Oleh: H. Asmu’i Syarkowi[1]
(Hakim PTA Banjarmasin)
[1] Alumnus IAIN (UIN) Sunan Kalijaga Yogyakarta, 1988 (S-1) dan Universitas Muslim Makassar, 2001 (S-2)
Opini, beritalima.com | Negara sebesar Indonesia tidak hanya kaya dengan sumber daya alam namun juga kaya akan potensi masalah. Oleh sebab itu, siapa pun pemimpin di negeri ini, tak satu pun lolos dari berbagai masalah tersebut. Seorang pemimpin bisa jadi berhasil di satu sisi akan tetapi bisa gagal pada aspek lain. Akan tetapi, berkat persatuan dan kesatuan, berbagai masalah itu bisa dilewati.
Setiap bangsa memang memiliki jalan sejarahnya sendiri. Sebagai contoh, Irak dan Libya pernah berdiri dengan penuh percaya diri, sebelum badai politik mengguncang dan merobek sendi-sendi kenegaraannya. Dengan amarah kepada pemimpin yang dianggap menindas, rakyat dua negeri itu bangkit. Dunia menyaksikan patung Saddam Hussein ditumbangkan di Baghdad, bahkan mereka juga menggantung sang pemimpin terkuat di dunia Arab waktu itu. Libya rezim Moammar Khadafi di Tripoli juga runtuh. Salah seorang pemimpin yang secara terbuka berani melawan kebijakan internasional AS ini, kemudian harus meregang nyawa secara tragis di tangan rakyatnya sendiri.
Euforia itu singkat. Sesudahnya, yang muncul bukanlah kemerdekaan, melainkan kekacauan. Irak tenggelam dalam perang sektarian, bom bunuh diri, dan korupsi politik. Segera setelah kejatuhan ‘Sang Kolonel’, Libya berubah menjadi negeri tanpa kendali, dikuasai milisi-milisi bersenjata yang saling berebut pengaruh. Kedua bangsa itu akhirnya menyadari, kejatuhan pemimpin tidak otomatis menghadirkan masa depan yang lebih baik.

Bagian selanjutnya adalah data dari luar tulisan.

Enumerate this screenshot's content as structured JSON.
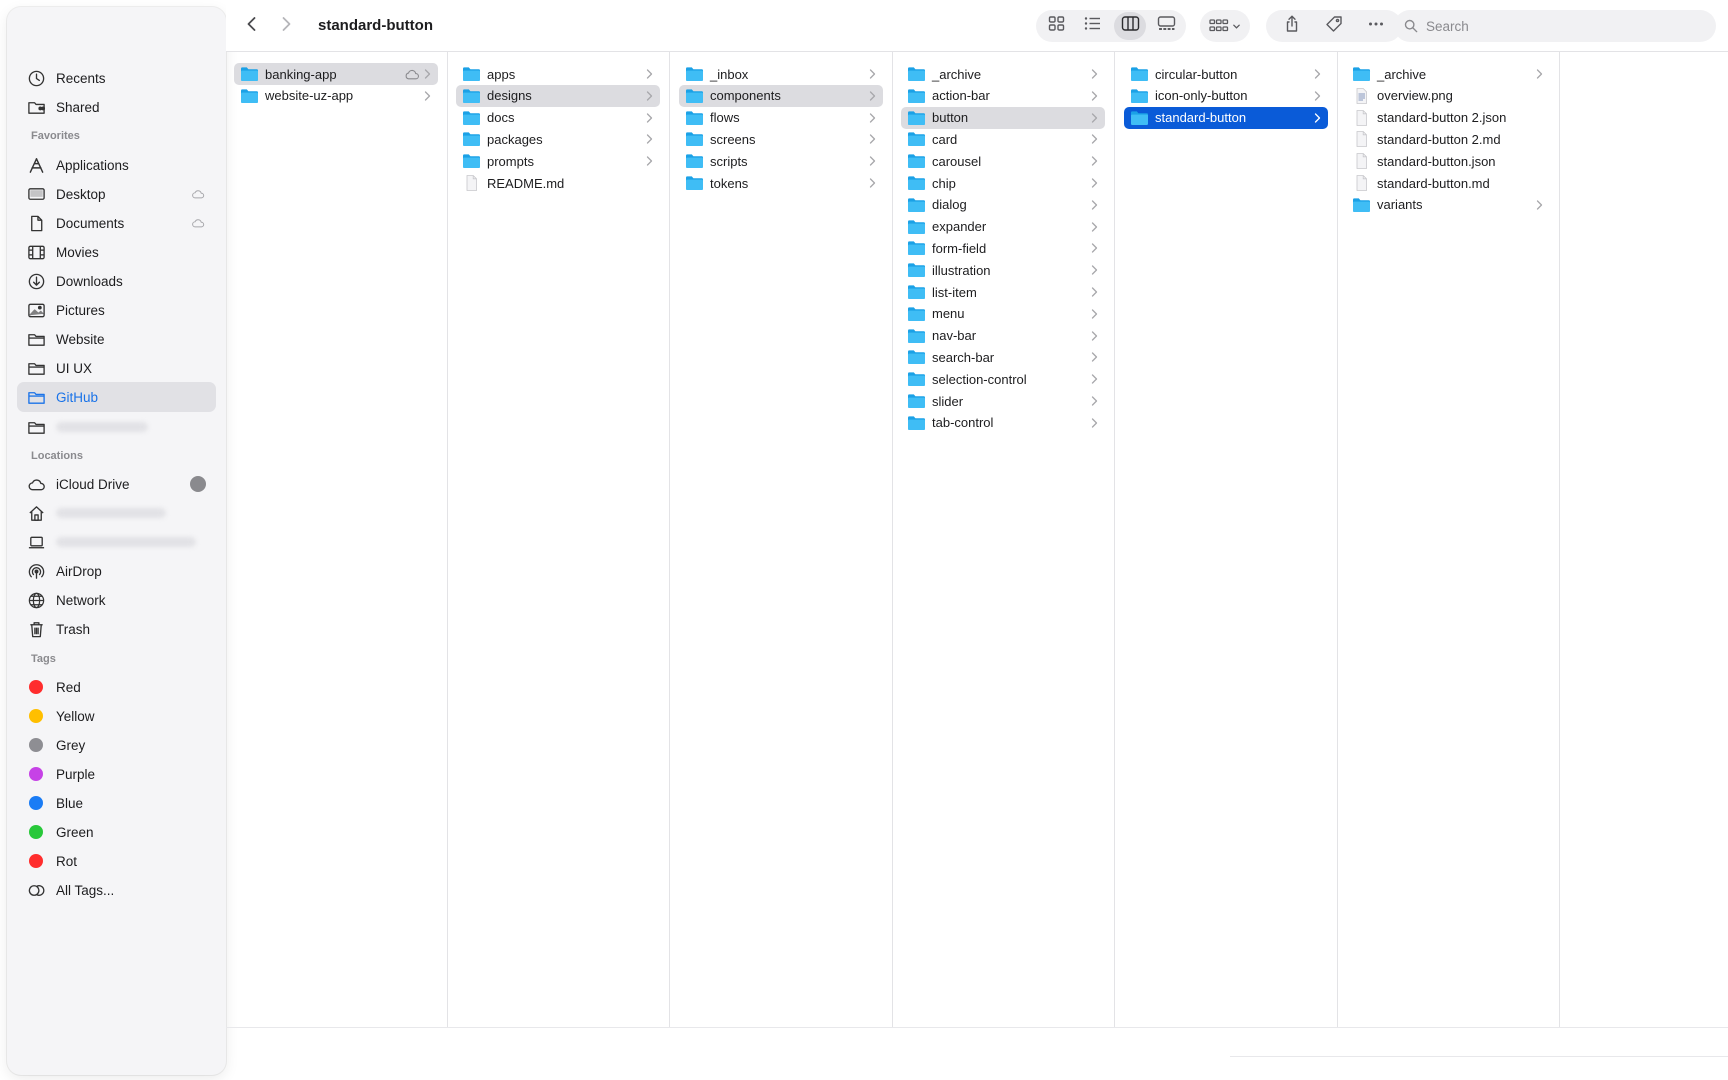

Ironinya, jalan menuju tragedi itu justru dibuka oleh sebagian tokoh mereka sendiri—baik politisi, intelektual, maupun figur publik—yang berteriak paling lantang menyerukan kebencian. Mereka meyakinkan rakyat bahwa membenci pemimpin adalah solusi, tanpa menawarkan arah jelas sesudahnya. Padahal di balik suara-suara itu, ada kepentingan asing yang siap menunggangi, menjanjikan demokrasi dan kemerdekaan, namun menyodorkan intervensi dan penjajahan gaya baru.
Bila kita menoleh lebih luas, pola serupa terlihat di Suriah, Yaman, Mesir, dan Tunisia. Suriah porak-poranda oleh perang saudara panjang yang dipicu dan diperkeruh intervensi luar. Yaman luluh lantak oleh konflik internal yang diperbesar oleh kepentingan regional. Mesir sempat terjebak dalam transisi yang penuh gejolak setelah tumbangnya Hosni Mubarak. Tunisia, yang dulu dielu-elukan sebagai “kisah sukses Arab Spring,” kini pun masih rapuh dihantam krisis politik dan ekonomi. Sebuah proxy jahat telah meluluhlantakkan gemerlap negeri.
Semua contoh itu menunjukkan pelajaran yang sama: ketika rakyat larut dalam kebencian, mereka akan kehilangan arah. Ketika tokoh-tokoh bangsanya lebih sibuk menggiring opini untuk menumbangkan pemimpin, daripada membangun solusi, maka pintu bagi campur tangan asing terbuka lebar. Dan ketika itu terjadi, harga yang harus dibayar selalu terlalu mahal: kehancuran bangsa sendiri.
Bagi kita, bangsa Indonesia, refleksi ini penting. Sesuai porsi yang diberikan kinstitusi, kita tentu berhak mengkritik pemimpin, menuntut perbaikan, dan menginginkan keadilan. Tetapi jangan sampai kritik itu muncul dari kebencian buta, Apalagi provokasi dari sebagian tokoh, membuat lantas kita kehilangan kendali atas negeri sendiri. Perubahan sejati tidak akan lahir dari tangan asing. Ia hanya mungkin tumbuh dari kesadaran dan kemandirian kita sebagai bangsa.
Irak, Libya, Suriah, Yaman, Mesir, dan Tunisia sudah membuktikan: membenci pemimpin memang mudah, tetapi membangun kembali negeri yang hancur adalah pekerjaan mustahil. Jangan sampai kita mengulang kesalahan mereka.